Das Landgericht hat im Wesentlichen folgende Feststellungen und Wertungen getroffen:
1. In der Zeit vom 22. bis 25. Mai 2023 begaben sich der Angeklagte und mindestens fünf weitere Personen um den gesondert verfolgten C.
nach M. , um dort hochwertige Fahrzeuge zu stehlen, die anschließend nach Polen verbracht werden sollten. Die Gruppierung entwendete am 23. und 24. Mai 2023 vier Pkw der Marken Mazda und Lexus, wobei C.
und ein weiterer Beteiligter die elektronische Schließvorrichtung der Fahrzeuge überwanden und weitere Tatbeteiligte die Fahrzeuge entweder sofort vom Tatort wegfuhren oder später an einem verabredeten Übergabeort übernahmen, um sie nach Polen zu verbringen. Für die Überführung der Fahrzeuge wurden zumindest vier Personen als Fahrer benötigt. Eines der am 24. Mai 2023 entwendeten und als gestohlen gemeldeten Fahrzeuge, ein weißer Pkw Lexus, wurde von der Polizei auf einem Parkplatz entdeckt und anschließend observiert. Am 25. Mai 2023 näherte sich dem geparkten Fahrzeug ein von der Gruppierung als „Pilotfahrzeug“ genutzter Pkw, in dem sich neben C. drei weitere Personen befanden,
darunter auf der Rücksitzbank auch der Angeklagte. Die Fahrzeuginsassen wurden sodann vorläufig festgenommen. In dem Pilotfahrzeug wurden unter anderem mehrere Kfz-Schlüssel-Rohlinge, zum kurzzeitigen Gebrauch bestimmte „Arbeitshandys“, mehrere polnische Autokennzeichen sowie Hebelwerkzeuge sichergestellt.

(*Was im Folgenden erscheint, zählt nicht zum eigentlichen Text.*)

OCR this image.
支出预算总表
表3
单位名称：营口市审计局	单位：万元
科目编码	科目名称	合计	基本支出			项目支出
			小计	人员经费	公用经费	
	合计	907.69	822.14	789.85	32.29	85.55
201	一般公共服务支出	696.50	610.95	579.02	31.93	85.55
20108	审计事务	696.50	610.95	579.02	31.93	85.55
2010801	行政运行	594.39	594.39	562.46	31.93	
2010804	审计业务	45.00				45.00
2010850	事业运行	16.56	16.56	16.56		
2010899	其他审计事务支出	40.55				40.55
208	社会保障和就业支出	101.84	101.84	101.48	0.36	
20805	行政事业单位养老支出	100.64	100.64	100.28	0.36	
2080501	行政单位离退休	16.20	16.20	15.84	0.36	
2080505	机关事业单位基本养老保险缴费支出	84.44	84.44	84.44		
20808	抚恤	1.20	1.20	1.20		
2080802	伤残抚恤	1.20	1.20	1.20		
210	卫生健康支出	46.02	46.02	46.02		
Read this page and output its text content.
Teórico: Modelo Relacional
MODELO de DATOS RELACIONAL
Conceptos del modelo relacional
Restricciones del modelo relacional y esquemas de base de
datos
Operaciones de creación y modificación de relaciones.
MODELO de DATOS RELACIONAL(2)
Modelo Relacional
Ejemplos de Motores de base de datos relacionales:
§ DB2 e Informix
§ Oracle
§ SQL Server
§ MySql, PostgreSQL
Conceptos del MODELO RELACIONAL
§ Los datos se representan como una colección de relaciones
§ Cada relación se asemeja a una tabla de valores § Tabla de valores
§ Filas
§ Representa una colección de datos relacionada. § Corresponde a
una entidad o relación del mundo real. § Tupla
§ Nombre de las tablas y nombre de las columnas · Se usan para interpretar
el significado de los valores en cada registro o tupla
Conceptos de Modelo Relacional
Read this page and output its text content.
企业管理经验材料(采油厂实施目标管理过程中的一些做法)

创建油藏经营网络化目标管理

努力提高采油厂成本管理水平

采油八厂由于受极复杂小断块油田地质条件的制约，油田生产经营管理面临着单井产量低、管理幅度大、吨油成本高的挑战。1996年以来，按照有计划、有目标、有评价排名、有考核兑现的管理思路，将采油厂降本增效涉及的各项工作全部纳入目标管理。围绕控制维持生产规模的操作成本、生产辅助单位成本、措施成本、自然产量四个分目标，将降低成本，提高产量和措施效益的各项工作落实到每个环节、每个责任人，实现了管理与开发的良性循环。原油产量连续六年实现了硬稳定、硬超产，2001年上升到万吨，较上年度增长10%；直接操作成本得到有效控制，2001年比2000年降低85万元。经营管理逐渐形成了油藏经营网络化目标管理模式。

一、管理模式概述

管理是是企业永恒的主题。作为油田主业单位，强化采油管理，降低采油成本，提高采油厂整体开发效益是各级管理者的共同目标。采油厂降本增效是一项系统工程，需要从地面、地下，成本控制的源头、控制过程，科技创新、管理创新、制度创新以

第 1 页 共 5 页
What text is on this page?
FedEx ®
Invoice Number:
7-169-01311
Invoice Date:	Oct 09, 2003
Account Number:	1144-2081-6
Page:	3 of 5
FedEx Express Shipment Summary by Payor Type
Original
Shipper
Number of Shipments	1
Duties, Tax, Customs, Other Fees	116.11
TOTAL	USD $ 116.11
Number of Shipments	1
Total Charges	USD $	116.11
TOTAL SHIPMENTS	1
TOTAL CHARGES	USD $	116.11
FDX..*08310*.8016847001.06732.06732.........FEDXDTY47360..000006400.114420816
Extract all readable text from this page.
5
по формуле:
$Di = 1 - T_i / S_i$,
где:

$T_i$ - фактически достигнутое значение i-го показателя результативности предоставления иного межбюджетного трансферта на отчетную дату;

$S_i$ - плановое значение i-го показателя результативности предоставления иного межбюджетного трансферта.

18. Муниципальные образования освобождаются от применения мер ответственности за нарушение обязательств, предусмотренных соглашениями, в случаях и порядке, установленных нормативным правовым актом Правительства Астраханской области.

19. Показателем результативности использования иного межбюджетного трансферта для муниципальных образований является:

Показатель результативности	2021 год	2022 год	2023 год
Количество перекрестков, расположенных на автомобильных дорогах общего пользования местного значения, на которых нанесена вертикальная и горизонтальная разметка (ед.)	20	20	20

2. Das Landgericht hat zugunsten des Angeklagten angenommen, dass dieser an den unmittelbaren Diebstahlshandlungen nicht als Mittäter beteiligt gewesen sei, sondern dass „ihm bei der Tatausführung nur die Rolle eines Gehilfen zukam“. In der Beweiswürdigung hat es seine Überzeugung, dass der Angeklagte an den „verfahrensgegenständlichen Diebstahlstaten wie festgestellt beteiligt“ gewesen sei, im Wesentlichen damit begründet, er sei mit Personen, die in eine Serie von Autodiebstählen verwickelt seien, gemeinsam in einem Fahrzeug unterwegs gewesen, in dem sich Einbruchswerkzeuge, gefälschte Kennzeichen, Fahrzeugschlüssel-Rohlinge und sogenannte „Arbeitshandys“ befunden hätten. Zudem habe der Angeklagte „nach Auswertung der Handys und Verkehrsdaten“ schon längere Zeit mit C. in Kontakt gestanden; er habe „offenbar seine Dienste als Fahrer zur Verfügung“ gestellt und dafür in der Vergangenheit auch Geldzahlungen erhalten. Außerdem habe der Angeklagte einige persönliche Gegenstände mitgeführt, die darauf hindeuteten, dass er sich auf eine oder mehrere Übernachtungen eingerichtet habe; zudem habe er Lederhandschuhe bei sich gehabt, was aufgrund der Jahreszeit darauf hindeute, dass diese zur Vermeidung von Spuren bei der Tatausführung verwendet werden sollten.
Im Rahmen der rechtlichen Würdigung des Urteils hat das Landgericht zunächst ausgeführt, der Angeklagte habe sich durch die „festgestellten Handlungen“ der Beihilfe zu einem Diebstahl schuldig gemacht. Hieran anschließend hat es ausgeführt, der Angeklagte habe seine Bereitschaft bekundet, als Fahrer für eines der gestohlenen Fahrzeuge zur Verfügung zu stehen; dadurch habe er eine den Tatentschluss der Haupttäter fördernde psychische Beihilfe geleistet.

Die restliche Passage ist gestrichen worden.